One of the ironies of charitable spending is that the one statistic many donors do tend to look at can actually undermine the pursuit of evidence. The so-called overhead ratio measures the amount of money spent on administration compared with the front line. Most donors are keen for charities to keep this ratio low: they want money to go to those who really need it rather than office s
taff.
But given that evidence-gathering counts as an administrative cost rather than treatment, this makes it even more difficult for charities to conduct tests. As Ord puts it: “You might think that organizations would know the most effective treatment. But often they don’t and one of the reasons for that is because they don’t do as much program evaluation as we would like because they’re trying to keep the overhead ratio low. Also, they just generally aren’t aware of these figures.”25
Ord has set up an organization that encourages people to give 10 percent of their lifetime income to charity, but only to those projects with a proven track record of success.26 “Our intuitions about what works are often wrong,” he says. “We have to test and learn if we are serious about saving lives and alleviating suffering.”
Chapter 8
Scared Straight?
I
On a cool morning in the spring of 1978, seventeen teenagers from New Jersey and New York were driven to Rahway State Prison, one of the most notorious detention centers in North America. As they walked up the gravel path to the forbidding set of buildings, the youngsters joked and giggled. They were cocky, had lots of swagger.

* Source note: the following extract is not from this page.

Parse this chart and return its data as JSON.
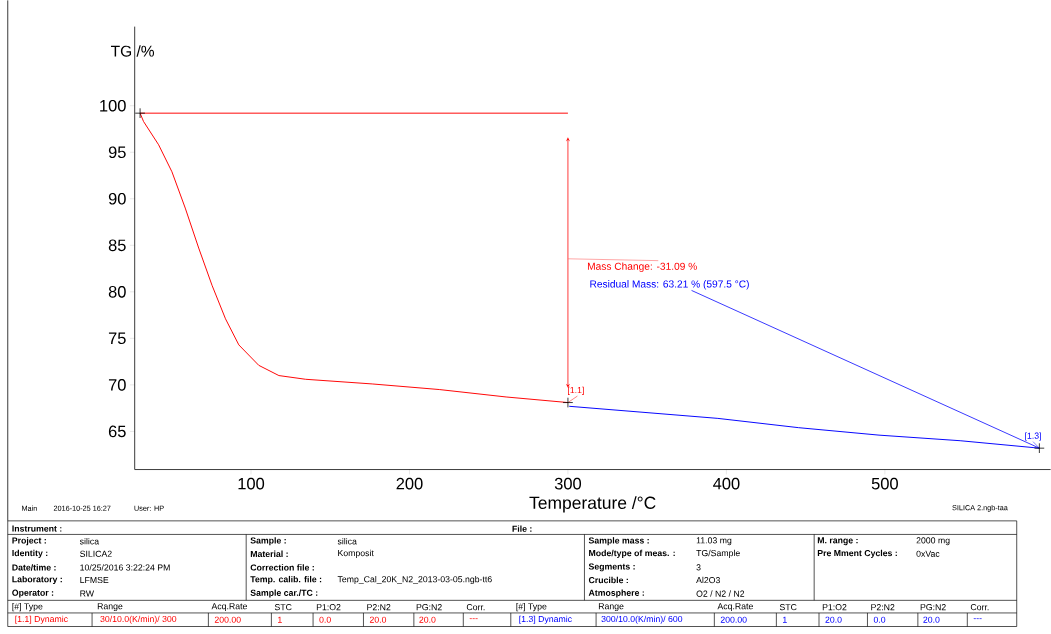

The kids—fourteen boys, three girls, of different ethnic groups, aged between fifteen and seventeen—had one thing in common: all had been in trouble with the law. Terence, a seventeen-year-old African American, had stolen cars. Lori, a pretty white sixteen-year-old with a wide smile and large earrings, was a thief and a drug dealer. Angelo, a teenager with unkempt hair and a wispy mustache, had robbed shops in his neighborhood.1
Nearly half of all serious crime in America was, at the time, committed by children between ten and seventeen. Arrests for burglary were reportedly 54 percent juvenile; those for car theft were 53 percent juvenile.2 Rape had been on the rise. These seventeen kids, still joking as they reached the gates of the prison, were not just an isolated group of delinquents, they were symbolic of a wider social problem facing the United States.